マイカー規制のおかげで、観光バスに乗ってきた人たちとサイクリストしかいない。
かなりまばらな印象だ。
山の上は雲がかかり全く見えない。


道路の向こう側の景色も、手前の木々の向こう側は真っ白だ。
到着して五合目の案内の前で自転車の写真を撮ると、自転車に鍵をかけてまっしぐらに左手の奥へ歩いた。

今週初めに音楽愛好家仲間の年長の知人が急遽、手術で入院という知らせがあった。
どうしたらよいか?考えあぐねた末に、この富士山五合目にある富士山小御嶽神社でお守りを買って送ることに決めた。
小御嶽神社でその知人と自分の家族の健康を祈り、お守りをいくつか買った。



そしてお土産売り場で、事前にネットで調べて目をつけていたのが、mont-bellと富士山五合目の共同企画でここ限定(らしい)のマグカップだ。

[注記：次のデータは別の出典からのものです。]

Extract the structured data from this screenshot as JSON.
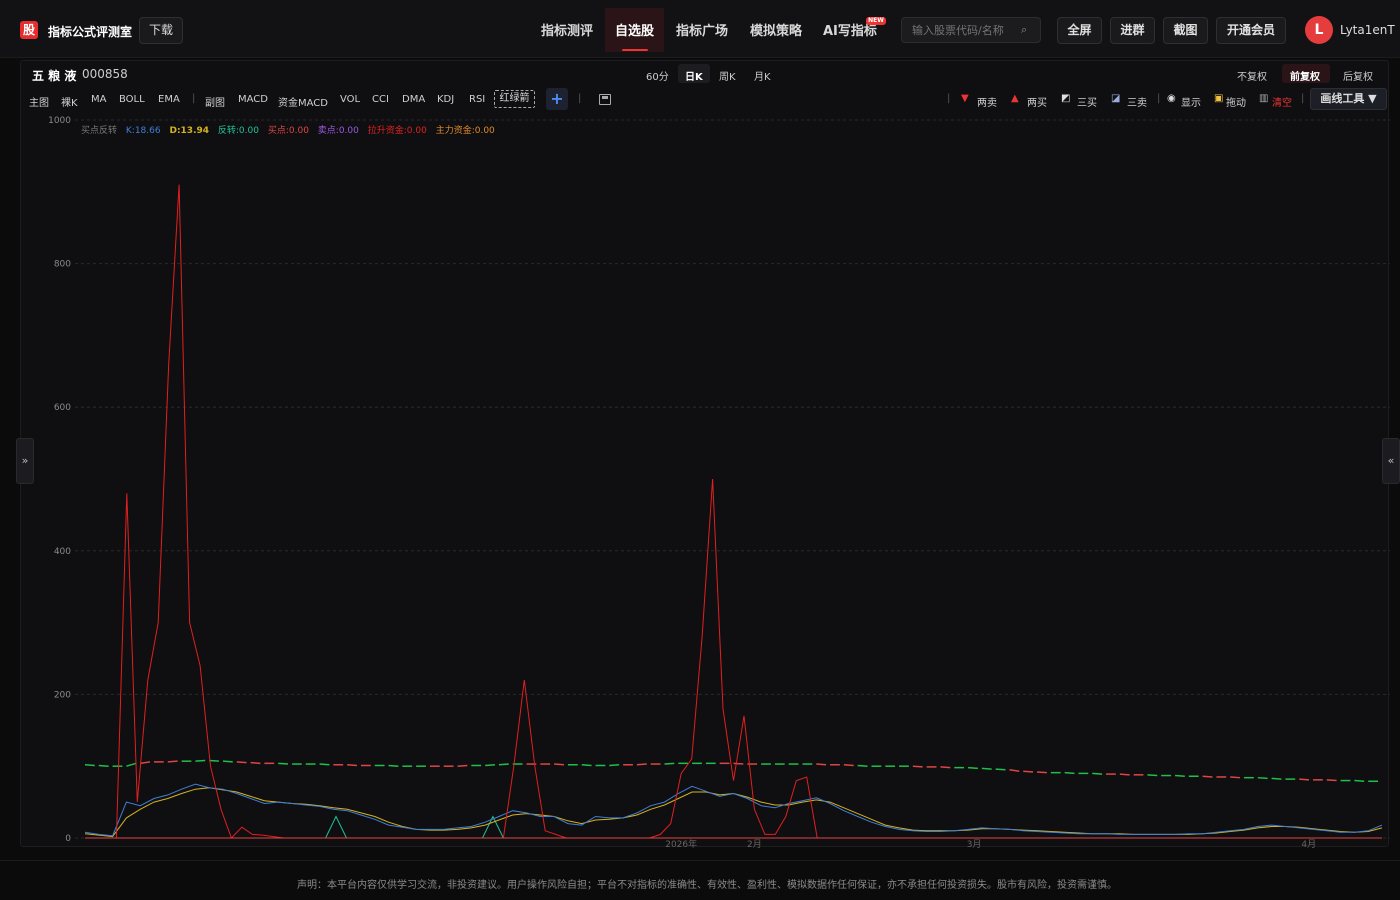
{
  "header": {
    "logo_char": "股",
    "brand": "指标公式评测室",
    "download": "下载",
    "nav": [
      "指标测评",
      "自选股",
      "指标广场",
      "模拟策略",
      "AI写指标"
    ],
    "new_badge": "NEW",
    "search_placeholder": "输入股票代码/名称",
    "search_icon": "⌕",
    "buttons": [
      "全屏",
      "进群",
      "截图",
      "开通会员"
    ],
    "avatar": "L",
    "username": "Lyta1enT"
  },
  "stock": {
    "name": "五 粮 液",
    "code": "000858"
  },
  "periods": [
    "60分",
    "日K",
    "周K",
    "月K"
  ],
  "adjust": [
    "不复权",
    "前复权",
    "后复权"
  ],
  "indicators": [
    "主图",
    "裸K",
    "MA",
    "BOLL",
    "EMA",
    "副图",
    "MACD",
    "资金MACD",
    "VOL",
    "CCI",
    "DMA",
    "KDJ",
    "RSI"
  ],
  "indicator_selected": "红绿箭",
  "plus": "+",
  "tools": {
    "two_sell": "两卖",
    "two_buy": "两买",
    "three_buy": "三买",
    "three_sell": "三卖",
    "show": "显示",
    "drag": "拖动",
    "clear": "清空",
    "draw_tool": "画线工具 ▼"
  },
  "legend": [
    {
      "text": "买点反转",
      "color": "#777777"
    },
    {
      "text": "K:18.66",
      "color": "#3f7fd6"
    },
    {
      "text": "D:13.94",
      "color": "#d4b21e"
    },
    {
      "text": "反转:0.00",
      "color": "#1fc29a"
    },
    {
      "text": "买点:0.00",
      "color": "#e04545"
    },
    {
      "text": "卖点:0.00",
      "color": "#9b59e0"
    },
    {
      "text": "拉升资金:0.00",
      "color": "#e02020"
    },
    {
      "text": "主力资金:0.00",
      "color": "#e08a2a"
    }
  ],
  "side_left": "»",
  "side_right": "«",
  "disclaimer": "声明：本平台内容仅供学习交流，非投资建议。用户操作风险自担；平台不对指标的准确性、有效性、盈利性、模拟数据作任何保证，亦不承担任何投资损失。股市有风险，投资需谨慎。",
  "chart_data": {
    "type": "line",
    "ylim": [
      0,
      1000
    ],
    "y_ticks": [
      1000,
      800,
      600,
      400,
      200,
      0
    ],
    "x_tick_labels": [
      "2026年",
      "2月",
      "3月",
      "4月"
    ],
    "x_tick_index": [
      57,
      64,
      85,
      117
    ],
    "n_points": 125,
    "series": [
      {
        "name": "拉升资金",
        "color": "#e02020",
        "values": [
          0,
          0,
          0,
          0,
          480,
          50,
          220,
          300,
          660,
          910,
          300,
          240,
          100,
          40,
          0,
          15,
          5,
          4,
          2,
          0,
          0,
          0,
          0,
          0,
          0,
          0,
          0,
          0,
          0,
          0,
          0,
          0,
          0,
          0,
          0,
          0,
          0,
          0,
          0,
          0,
          0,
          100,
          220,
          100,
          10,
          5,
          0,
          0,
          0,
          0,
          0,
          0,
          0,
          0,
          0,
          5,
          20,
          90,
          110,
          280,
          500,
          180,
          80,
          170,
          40,
          5,
          5,
          30,
          80,
          85,
          0,
          0,
          0,
          0,
          0,
          0,
          0,
          0,
          0,
          0,
          0,
          0,
          0,
          0,
          0,
          0,
          0,
          0,
          0,
          0,
          0,
          0,
          0,
          0,
          0,
          0,
          0,
          0,
          0,
          0,
          0,
          0,
          0,
          0,
          0,
          0,
          0,
          0,
          0,
          0,
          0,
          0,
          0,
          0,
          0,
          0,
          0,
          0,
          0,
          0,
          0,
          0,
          0,
          0,
          0
        ]
      },
      {
        "name": "K",
        "color": "#3f7fd6",
        "values": [
          8,
          5,
          3,
          50,
          45,
          55,
          60,
          68,
          75,
          70,
          68,
          62,
          55,
          48,
          50,
          48,
          46,
          44,
          40,
          38,
          32,
          26,
          18,
          15,
          12,
          12,
          12,
          14,
          16,
          22,
          30,
          38,
          35,
          30,
          30,
          20,
          18,
          30,
          28,
          28,
          35,
          45,
          50,
          62,
          72,
          65,
          58,
          62,
          55,
          45,
          42,
          48,
          52,
          56,
          48,
          38,
          30,
          22,
          16,
          12,
          10,
          9,
          9,
          10,
          12,
          14,
          13,
          12,
          10,
          9,
          8,
          7,
          6,
          6,
          6,
          5,
          5,
          5,
          5,
          5,
          6,
          6,
          8,
          10,
          12,
          16,
          18,
          16,
          14,
          12,
          10,
          8,
          8,
          10,
          18
        ]
      },
      {
        "name": "D",
        "color": "#d4b21e",
        "values": [
          6,
          4,
          2,
          28,
          40,
          50,
          55,
          62,
          68,
          70,
          67,
          64,
          58,
          52,
          50,
          48,
          47,
          45,
          42,
          40,
          35,
          30,
          22,
          16,
          12,
          11,
          11,
          12,
          14,
          18,
          25,
          32,
          34,
          32,
          30,
          24,
          20,
          25,
          26,
          28,
          32,
          40,
          46,
          55,
          64,
          64,
          60,
          62,
          57,
          50,
          46,
          46,
          50,
          53,
          50,
          42,
          34,
          26,
          18,
          14,
          11,
          10,
          10,
          10,
          11,
          13,
          13,
          12,
          11,
          10,
          9,
          8,
          7,
          6,
          6,
          6,
          5,
          5,
          5,
          5,
          5,
          6,
          7,
          9,
          11,
          14,
          16,
          16,
          15,
          13,
          11,
          9,
          8,
          9,
          14
        ]
      },
      {
        "name": "反转",
        "color": "#1fc29a",
        "values": [
          0,
          0,
          0,
          0,
          0,
          0,
          0,
          0,
          0,
          0,
          0,
          0,
          0,
          0,
          0,
          0,
          0,
          0,
          0,
          0,
          0,
          0,
          0,
          0,
          30,
          0,
          0,
          0,
          0,
          0,
          0,
          0,
          0,
          0,
          0,
          0,
          0,
          0,
          0,
          30,
          0,
          0,
          0,
          0,
          0,
          0,
          0,
          0,
          0,
          0,
          0,
          0,
          0,
          0,
          0,
          0,
          0,
          0,
          0,
          0,
          0,
          0,
          0,
          0,
          0,
          0,
          0,
          0,
          0,
          0,
          0,
          0,
          0,
          0,
          0,
          0,
          0,
          0,
          0,
          0,
          0,
          0,
          0,
          0,
          0,
          0,
          0,
          0,
          0,
          0,
          0,
          0,
          0,
          0,
          0,
          0,
          0,
          0,
          0,
          0,
          0,
          0,
          0,
          0,
          0,
          0,
          0,
          0,
          0,
          0,
          0,
          0,
          0,
          0,
          0,
          0,
          0,
          0,
          0,
          0,
          0,
          0,
          0,
          0,
          0
        ]
      }
    ],
    "baseline_price": {
      "values": [
        102,
        101,
        100,
        100,
        104,
        106,
        106,
        107,
        107,
        108,
        107,
        106,
        105,
        104,
        104,
        103,
        103,
        103,
        102,
        102,
        101,
        101,
        101,
        100,
        100,
        100,
        100,
        100,
        101,
        101,
        102,
        103,
        103,
        103,
        103,
        102,
        102,
        101,
        101,
        102,
        102,
        103,
        103,
        104,
        104,
        104,
        104,
        104,
        103,
        103,
        103,
        103,
        103,
        103,
        102,
        102,
        101,
        100,
        100,
        100,
        100,
        99,
        99,
        98,
        98,
        97,
        96,
        95,
        93,
        92,
        91,
        91,
        90,
        90,
        89,
        89,
        88,
        88,
        87,
        87,
        86,
        86,
        85,
        85,
        84,
        84,
        83,
        82,
        82,
        81,
        81,
        80,
        80,
        79,
        79
      ]
    }
  }
}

なにか富士霊峰の霊気も少しはあるような気がして、これで飲み物を飲めば、健康的な気分になりそうに思えた。
知人の分と、ついでに自分の分と二つ購入した。
リュックは一眼レフ以外にお守りやマグカップを入れるために背負ってきたのだ。

せっかくなので他の店内も回ってみる。
買い物をすると、自分のバッグを見て“ビアンキの自転車乗ってるの?いい自転車ね”とお店のおばさんが話しかけてくる。
きっとサイクリストの客が多いのだろう。
ドライブ観光客が激減しているので、よけいサイクリスト客は目立つに違いない。
他にも“どれぐらいかけて登ってきたの?”と声をかけてくる人もいた。

綺麗な眺めを見られなかったのは残念だが、東京は35°の猛暑の中、20°以下のひんやりとした空気の非日常的な空間に来れたのは大満足だ。
しかも自分の足で。



帰りは45分、ひたすら下りの道をブレーキをかけながら下り続けた。
こんな長時間、下り続けるのは初めてだ。
こんなところにも富士山のスケールの大きさを感じさせられる。
下りきると急に雨が降り始めた。

五合目までの道のりだったが、富士山が日本人だけでなく世界中の旅人に愛される理由を垣間見た旅だった。